A wonderful story about Ed Reed on ESPN.  Damn, it makes you almost want to root for the Ravens.

Here's something interesting:
In time, Reed grew comfortable around Hall and her husband, Walter, who worked as a foreman at a nearby oil refinery. They had four children of their own, and Reed soon bonded with each of them. His life at home with his parents wasn't anything he wanted to run away from, but he understood the Halls offered a discipline he needed if he wanted to get to college. 
"One day he asked me, 'Do you think I could come stay with you? Because I know I'll get up and go to school every day if I'm here,'" Hall said this week, recalling the conversation while sitting on a bench outside Destrehan High School. "I said, 'You know what, baby?
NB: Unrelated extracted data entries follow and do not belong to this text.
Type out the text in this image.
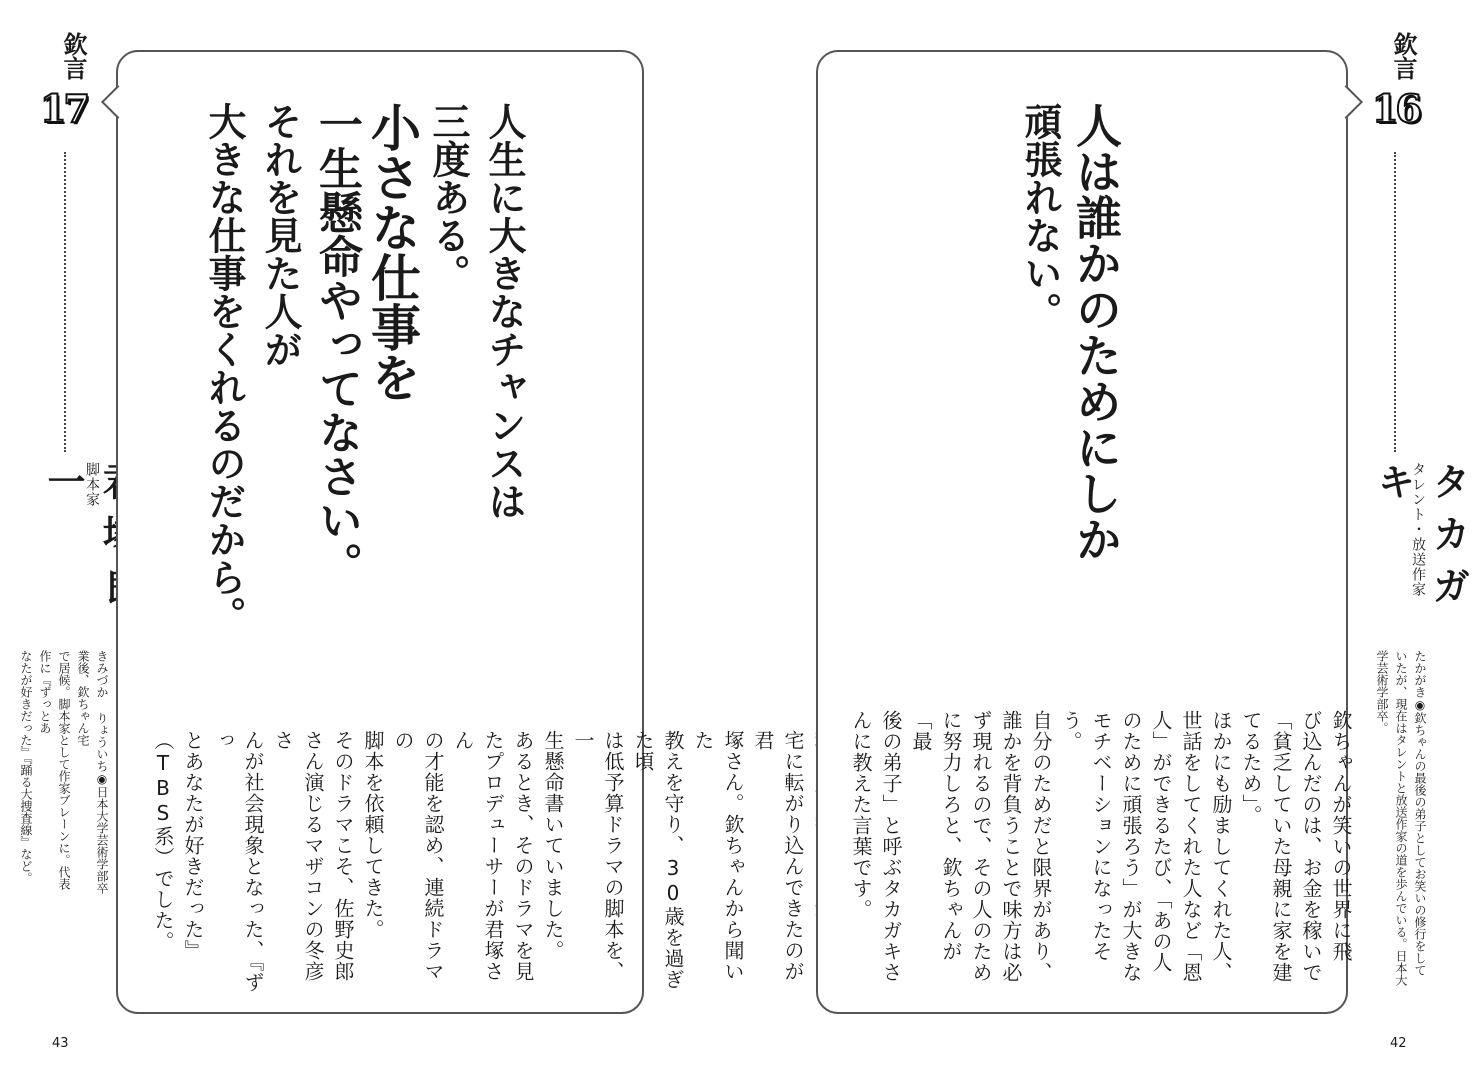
欽言
17
脚本家
一
きみづか りょういち◉日本大学芸術学部卒業後、欽ちゃん宅
で居候。脚本家として作家ブレーンに。代表作に『ずっとあ
なたが好きだった』『踊る大捜査線』など。
人生に大きなチャンスは
三度ある。
小さな仕事を
一生懸命やってなさい。
それを見た人が
大きな仕事をくれるのだから。

宅に転がり込んできたのが君
塚さん。欽ちゃんから聞いた
教えを守り、30歳を過ぎた頃
は低予算ドラマの脚本を、一
生懸命書いていました。
あるとき、そのドラマを見
たプロデューサーが君塚さん
の才能を認め、連続ドラマの
脚本を依頼してきた。
そのドラマこそ、佐野史郎
さん演じるマザコンの冬彦さ
んが社会現象となった、『ずっ
とあなたが好きだった』
（TBS系）でした。
43
欽言
16
タレント・放送作家 タカガキ
たかがき◉欽ちゃんの最後の弟子としてお笑いの修行をして
いたが、現在はタレントと放送作家の道を歩んでいる。日本大
学芸術学部卒。
人は誰かのためにしか
頑張れない。
欽ちゃんが笑いの世界に飛
び込んだのは、お金を稼いで
「貧乏していた母親に家を建
てるため」。
ほかにも励ましてくれた人、
世話をしてくれた人など「恩
人」ができるたび、「あの人
のために頑張ろう」が大きな
モチベーションになったそう。
自分のためだと限界があり、
誰かを背負うことで味方は必
ず現れるので、その人のため
に努力しろと、欽ちゃんが「最
後の弟子」と呼ぶタカガキさ
んに教えた言葉です。
42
You're here at the house all the time anyway, you might as well bring some clothes and move in.' And once Edward gets in your life, he's in your life forever." 
It didn't matter that they were white and he was black -- the Halls soon became a second family to him, and Reed's parents supported the move. Each night, Reed would labor over his homework, pondering math equations with the same intense focus he would one day use to study NFL game film. One evening, Hall recalls, she was doing the dishes while Reed sat at the kitchen table, finishing up an assignment. She looked over his shoulder to double-check his work, and he shooed her away. 
"No, no, no, I got this Ms. Hall," Reed said. "I got it."
Of course, this is similar to the Michael Oher story in the Blindside. Difference being, in the article, it sounds like Ed Reed's family was fairly normal - middle class - both parents worked and were around vs Michael Oher's mother who was a drug addict. I'm not sure what I'm missing here...but it's something...a child going to live with another family in town seems like a gigantic choice, one that a "regular" family wouldn't make. Let's put it this way: most, if not all, families I know would not consider this an option. How common a thing is this? You hear this same story about two athletes on the same pro football team, imagine all the other people where this situation goes down or could go down. I suspect this is a thing in the African American community...right? Or is this a thing that happens in poor communities?  Strikes me as something to be figured out more deeply, although I can see it being something people don't talk about.